The study entitled "The Net Neutrality Situation in the EU: Evaluation of the First Two Years of Enforcement" examines whether telecom companies are violating net neutrality rules, how regulators are fulfilling their enforcement and supervision duties, and how this affects internet users across the continent.
The study focuses on the most common net neutrality violation in Europe, the practice of “zero-rating”. For this purpose, epicenter.works conducted a complete survey of all zero-rating offers in Europe, including the applications that benefit from the special treatment of having their data excluded from monthly data cap.
The study highlights two important findings: 1) that zero rating offers cost consumers more, and do not lead to decreased prices as initially expected; 2) that it's mostly American online companies who benefit from zero-rated offers (with only three European exceptions).
For consumers, the most compelling finding was the fact that zero-rating offerings seem attractive, because they promise "free" services, but in the end they lead to an increase in the general price level. In markets with zero-rating practices, the price of data increased 2% year-over-year. In markets without zero-rating practices, the price of data decreased 8% year-over-year.
The study finds that since Europe's net neutrality rules came into effect, zero-rating has spread to all but two EU countries with a total of 186 zero-rating offers in Europe. In some countries the price difference between the applications with special prices and the rest of the internet was up to 70-fold. Among the top 20 applications that benefit from zero-rating, only three are from Europe. Applications and services from EU countries are rarely zero-rated, which leads to the conclusion that the European Digital Single Market likely suffers from these net neutrality violations. The data indicates that most application providers only participate in one to three zero-rating offerings, which clearly shows that this system canot scale to a single market with over 200 mobile operators. In effect, the study shows how end-user choices are restricted and Europe's Digital Single Market has been fragmented by the new market entry barriers that telecom companies have created.
Although regulators should have a coherent approach to the enforcement of net neutrality, wildly different approaches were found. Some of the rulings in Europe are even contradicting each other, for example in the area of port blocking or congestion management. In some countries the fines for telecom companies for net neutrality violations rise to nine-digit sums, and in others only to four-digit sums. In Portugal and Ireland there was no penalty provision to be found at all, while Ireland currently holds the chairmanship of the Body of European Regulators of Electronic Communication (BEREC) in charge of the net neutrality reform.

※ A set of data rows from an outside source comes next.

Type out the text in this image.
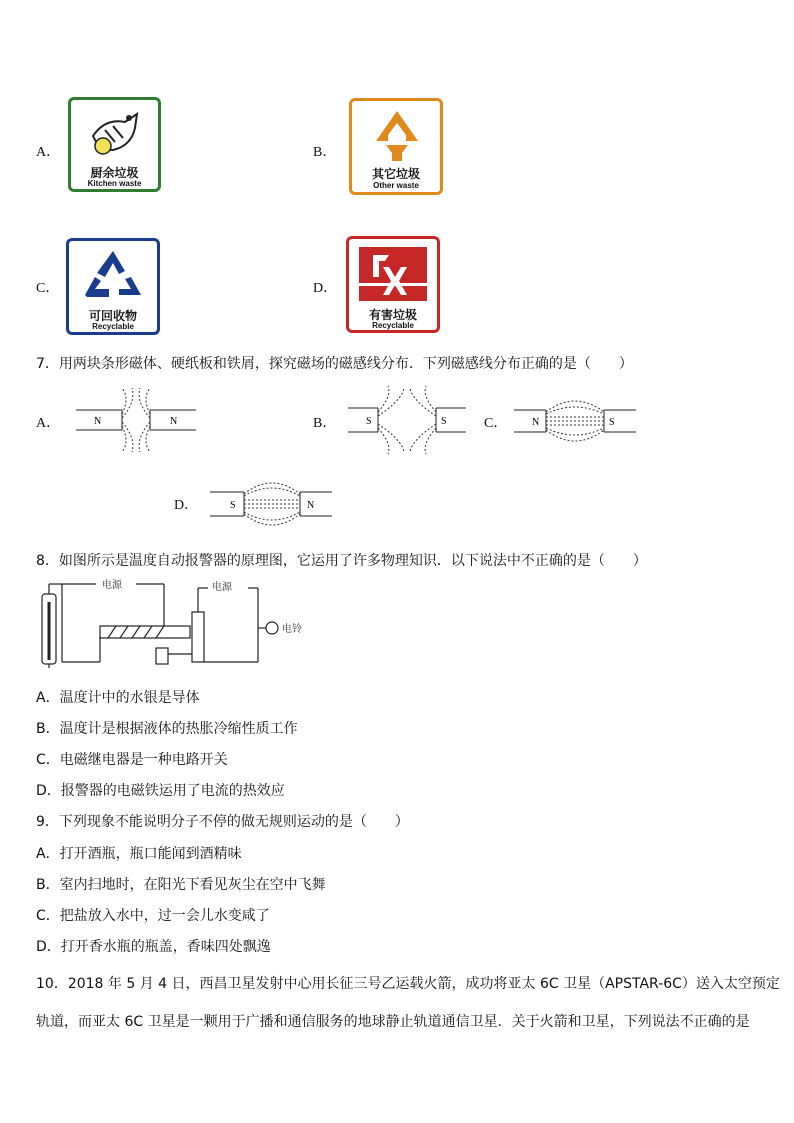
A．
厨余垃圾
Kitchen waste
B．
其它垃圾
Other waste
C．
可回收物
Recyclable
D．
有害垃圾
Recyclable
7．用两块条形磁体、硬纸板和铁屑，探究磁场的磁感线分布．下列磁感线分布正确的是（　　）
A．	N	N	B．	S	S	C． N	S
D．	S	N
8．如图所示是温度自动报警器的原理图，它运用了许多物理知识．以下说法中不正确的是（　　）
电源	电源
电铃
A．温度计中的水银是导体
B．温度计是根据液体的热胀冷缩性质工作
C．电磁继电器是一种电路开关
D．报警器的电磁铁运用了电流的热效应
9．下列现象不能说明分子不停的做无规则运动的是（　　）
A．打开酒瓶，瓶口能闻到酒精味
B．室内扫地时，在阳光下看见灰尘在空中飞舞
C．把盐放入水中，过一会儿水变咸了
D．打开香水瓶的瓶盖，香味四处飘逸
10．2018 年 5 月 4 日，西昌卫星发射中心用长征三号乙运载火箭，成功将亚太 6C 卫星（APSTAR-6C）送入太空预定
轨道，而亚太 6C 卫星是一颗用于广播和通信服务的地球静止轨道通信卫星．关于火箭和卫星，下列说法不正确的是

Another key finding of the study is that despite BEREC guidelines requiring telecom companies to provide at least a minimum level of transparency on internet speeds, companies are not publishing that information, and regulators are turning a blind eye.
The study also provides information about the upcoming discussion about 5G within the scope of net neutrality , as this argument the Internet Service Providers (ISPs) is already being laid on the table in the upcoming net neutrality review.
The report can be downloaded on epicenter.works' website, and all of the data sets have been released as open data. The study was supported by Mozilla and the Austrian Chamber of Labour.